Al retornar a su casa, lo primero que hizo fue ir al escritorio a develar la curiosidad acumulada a través de las horas. Abrió el primer cajón de su escritorio y allí estaba la carta. El sobre tenía su nombre y dirección, pero no mostraba remitente. No le fue difícil reconocer la letra de ella. Antes de abrirla, observó que había sido despachada temprano, esa misma mañana, con entrega urgente.
Se sentó, abrió con prolijidad el sobre, como postergando el momento, y comenzó a leer. El mensaje estaba escrito en el primer par de renglones, todo lo demás era justificación de lo que ella no sería capaz. Un sinfín de palabras para explicar, que se quedaba en tierra, por un raro designio que él no alcanzaba a entender. Que el vuelo, decía, que tanta libertad, no habían sido hechas a su medida. Leyó y releyó la carta, analizó cada uno de sus pasajes sacando conclusiones e interpretaciones. Le dolió lo epistolar, lo defraudó el silencio.

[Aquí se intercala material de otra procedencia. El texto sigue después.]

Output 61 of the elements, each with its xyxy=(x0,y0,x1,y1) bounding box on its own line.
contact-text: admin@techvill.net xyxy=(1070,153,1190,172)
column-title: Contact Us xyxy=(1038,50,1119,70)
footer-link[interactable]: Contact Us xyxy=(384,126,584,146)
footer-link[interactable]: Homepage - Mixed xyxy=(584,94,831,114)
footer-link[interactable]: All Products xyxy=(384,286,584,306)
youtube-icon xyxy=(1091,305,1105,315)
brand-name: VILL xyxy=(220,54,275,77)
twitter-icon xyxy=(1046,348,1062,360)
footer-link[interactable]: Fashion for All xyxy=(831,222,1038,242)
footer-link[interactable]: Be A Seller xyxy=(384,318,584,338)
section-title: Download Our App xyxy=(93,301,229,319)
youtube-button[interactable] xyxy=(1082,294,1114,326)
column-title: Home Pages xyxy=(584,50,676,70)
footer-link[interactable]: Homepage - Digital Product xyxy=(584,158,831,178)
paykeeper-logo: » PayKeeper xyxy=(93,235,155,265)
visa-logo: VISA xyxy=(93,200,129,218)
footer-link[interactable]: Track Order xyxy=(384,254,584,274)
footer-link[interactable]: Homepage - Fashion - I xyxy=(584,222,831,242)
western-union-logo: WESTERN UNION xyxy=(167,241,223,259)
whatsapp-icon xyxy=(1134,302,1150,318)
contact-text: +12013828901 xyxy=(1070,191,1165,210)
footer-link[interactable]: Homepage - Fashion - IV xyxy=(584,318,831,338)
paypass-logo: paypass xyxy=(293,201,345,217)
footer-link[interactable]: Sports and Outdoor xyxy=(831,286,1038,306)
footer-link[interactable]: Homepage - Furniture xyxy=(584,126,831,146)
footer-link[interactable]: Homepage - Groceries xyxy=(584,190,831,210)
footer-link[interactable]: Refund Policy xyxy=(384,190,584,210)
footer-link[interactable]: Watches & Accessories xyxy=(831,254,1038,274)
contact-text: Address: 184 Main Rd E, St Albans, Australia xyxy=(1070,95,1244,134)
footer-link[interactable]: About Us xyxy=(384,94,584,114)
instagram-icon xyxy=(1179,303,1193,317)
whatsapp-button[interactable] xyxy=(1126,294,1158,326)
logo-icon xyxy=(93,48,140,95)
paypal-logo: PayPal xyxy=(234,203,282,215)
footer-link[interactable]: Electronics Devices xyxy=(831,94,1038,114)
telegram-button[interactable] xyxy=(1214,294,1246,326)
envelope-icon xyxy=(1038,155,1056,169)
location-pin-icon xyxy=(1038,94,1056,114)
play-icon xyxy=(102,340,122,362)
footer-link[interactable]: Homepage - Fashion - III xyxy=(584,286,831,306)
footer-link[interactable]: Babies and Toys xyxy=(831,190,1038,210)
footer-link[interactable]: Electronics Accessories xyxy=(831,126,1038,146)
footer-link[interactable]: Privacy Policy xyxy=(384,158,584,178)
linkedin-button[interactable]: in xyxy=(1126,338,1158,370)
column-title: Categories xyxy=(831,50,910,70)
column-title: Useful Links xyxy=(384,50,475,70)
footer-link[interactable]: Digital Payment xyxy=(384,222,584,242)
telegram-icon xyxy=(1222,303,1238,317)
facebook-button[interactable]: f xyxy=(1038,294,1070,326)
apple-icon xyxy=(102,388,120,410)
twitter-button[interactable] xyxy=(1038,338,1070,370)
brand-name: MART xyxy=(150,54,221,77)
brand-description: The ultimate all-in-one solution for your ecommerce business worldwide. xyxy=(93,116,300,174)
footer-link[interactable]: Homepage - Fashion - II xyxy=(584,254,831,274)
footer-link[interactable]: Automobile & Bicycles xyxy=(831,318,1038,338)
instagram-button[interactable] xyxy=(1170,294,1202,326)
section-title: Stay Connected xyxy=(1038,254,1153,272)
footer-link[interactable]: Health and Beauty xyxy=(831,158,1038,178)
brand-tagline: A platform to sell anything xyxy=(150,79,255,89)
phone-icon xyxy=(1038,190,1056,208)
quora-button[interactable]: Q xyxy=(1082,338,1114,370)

Inhaló profundamente, como tratando de digerir esa hiriente revelación manuscrita. Al exhalar, un espeso humo negro comenzó a brotar de su boca.
Conmocionado por lo repentino de la situación, se tomó el cuello e intentó taparse la boca. Desafiante, un hilo fino de humo lograba salir por entre sus dedos y ganar el aire. No dolía, sólo impresionaba. Confundido por la situación trató de sentir algún indicio que le indicara un funcionamiento incorrecto de su cuerpo. Tacto, vista, incluso su respiración, parecían estar en perfecto estado. Se obligó a calmarse, y la sugestión fue disminuyendo. Permaneció sentado y comenzó notar que a medida que continuaba respirando, el humo iba siendo cada vez menos espeso. Al cabo de unos minutos ya era casi imperceptible. Sin embargo, una espesa nube negra comenzaba a dar vueltas por sobre su cabeza, crecía y parecía no extinguirse. Creyó entrever que el humo formaba figuras enigmáticas de fantasmas y otros monstruos. Con total falta de calma fue al baño para verse frente al espejo. Si, allí seguía la nube, tranquila ahora, pero con cierto movimiento oscuro, tal vez aún amenazante. Estuvo un rato observándose, levantó los brazos y los agitó con la intención de despejar el humo, pero éste sólo se adelgazaba un poco para volver a hacerse más denso después de unos segundos.
Pensó en ella. La nube comenzó a encresparse, soltaba por momentos intimidantes relámpagos de ira. Con temor y cautela regresó al escritorio. Replegó la carta y la introdujo en el sobre. Volvió a abrir el primer cajón de su escritorio y guardó la carta.
La nube, seguía en su constante transformación. Ahora moldeaba flechas que volaban frenéticamente a su alrededor.
Cerró el cajón con decisión y firmeza. La nube, entonces, dibujó primero una ronda de notas musicales, claves de sol y corcheas, para comenzar a disolverse muy lentamente.